Viviamo un momento storico permeato da una crisi economica devastante.
L’Europa, lacerata nella prima metà del XX secolo dai conflitti bellici, si costituisce sulla
scorta degli ideali e sul lume dei suoi padri fondatori. Quella stessa Europa, oggi
scricchiola sotto i colpi delle agenzie di rating e si dimostra incapace di ridare slancio vitale
a quel progetto originale che sino ad oggi aveva garantito pace sociale e benessere
diffuso.
L’Italia è un Paese che vive da 20 anni un profondo smarrimento, sia economico che
culturale, un po' fisiologico dopo la scomparsa delle ideologie che avevano caratterizzato il
Novecento, e per buona parte dovuto all’incapacità di una classe dirigente, politica ma
anche
industriale,
che
ha
mostrato
grande
debolezza
e
irresponsabilità.
Drammaticamente, è stato evaso l’impegno verso quelle riforme strutturali di cui il Paese
necessitava e che avrebbero dovuto garantire una crescita
solidale, che guardasse
all’interesse collettivo e alla sostenibilità sia economica che ambientale.

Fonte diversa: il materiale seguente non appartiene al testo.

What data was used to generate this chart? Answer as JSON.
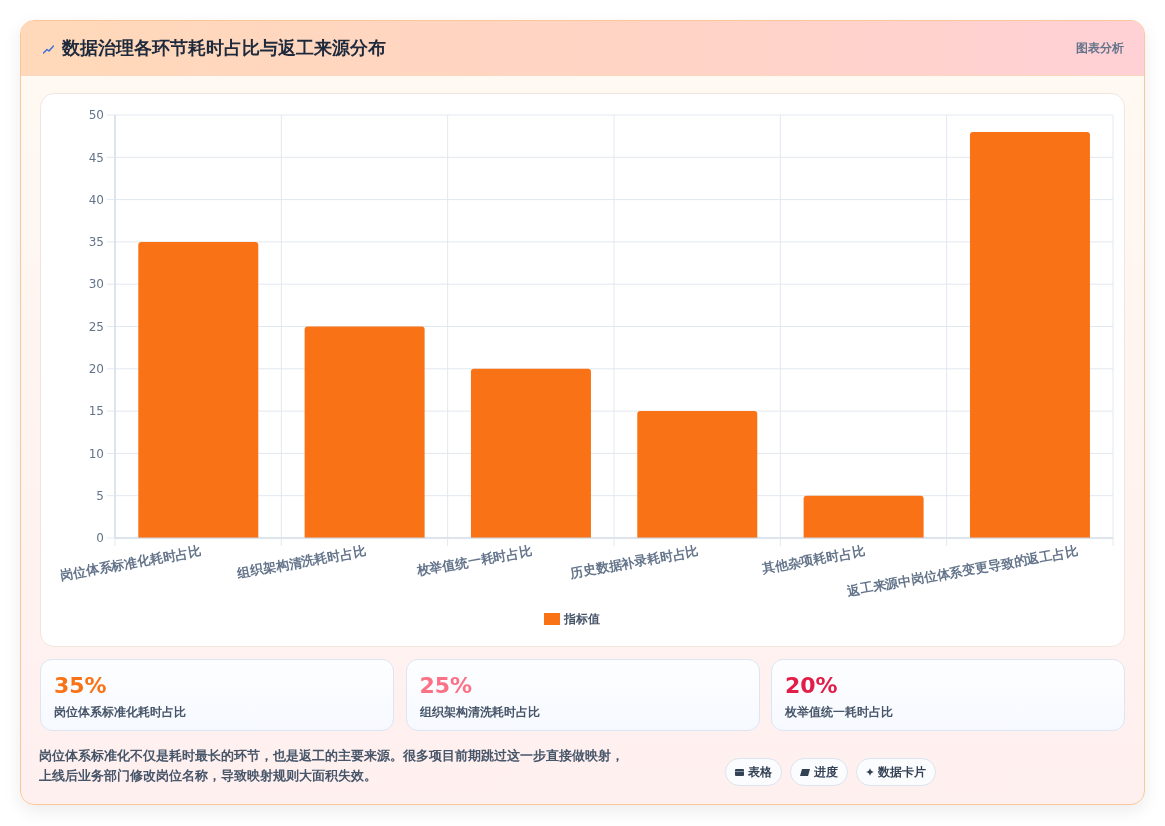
{
  "chart_data": {
    "type": "bar",
    "title": "数据治理各环节耗时占比与返工来源分布",
    "categories": [
      "岗位体系标准化耗时占比",
      "组织架构清洗耗时占比",
      "枚举值统一耗时占比",
      "历史数据补录耗时占比",
      "其他杂项耗时占比",
      "返工来源中岗位体系变更导致的返工占比"
    ],
    "series": [
      {
        "name": "指标值",
        "color": "#f97316",
        "values": [
          35,
          25,
          20,
          15,
          5,
          48
        ]
      }
    ],
    "ylim": [
      0,
      50
    ],
    "yticks": [
      0,
      5,
      10,
      15,
      20,
      25,
      30,
      35,
      40,
      45,
      50
    ],
    "grid": true,
    "legend": "bottom",
    "annotations": [
      "图表分析",
      "35%",
      "岗位体系标准化耗时占比",
      "25%",
      "组织架构清洗耗时占比",
      "20%",
      "枚举值统一耗时占比",
      "岗位体系标准化不仅是耗时最长的环节，也是返工的主要来源。很多项目前期跳过这一步直接做映射，上线后业务部门修改岗位名称，导致映射规则大面积失效。",
      "表格",
      "进度",
      "数据卡片"
    ]
  }
}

Questo è il quadro in cui si è inserita una riforma universitaria, la Riforma Gelmini, che si
è poggiata su una rappresentazione caricaturale dell’università italiana. Descrivendo
l’Università pubblica
come malata e mediamente con un basso livello didattico e
scientifico, si è cercato di mascherare, con una inadeguata riforma di governance, l’effetto
di manovre finanziarie che hanno utilizzato le risorse della formazione per fare cassa.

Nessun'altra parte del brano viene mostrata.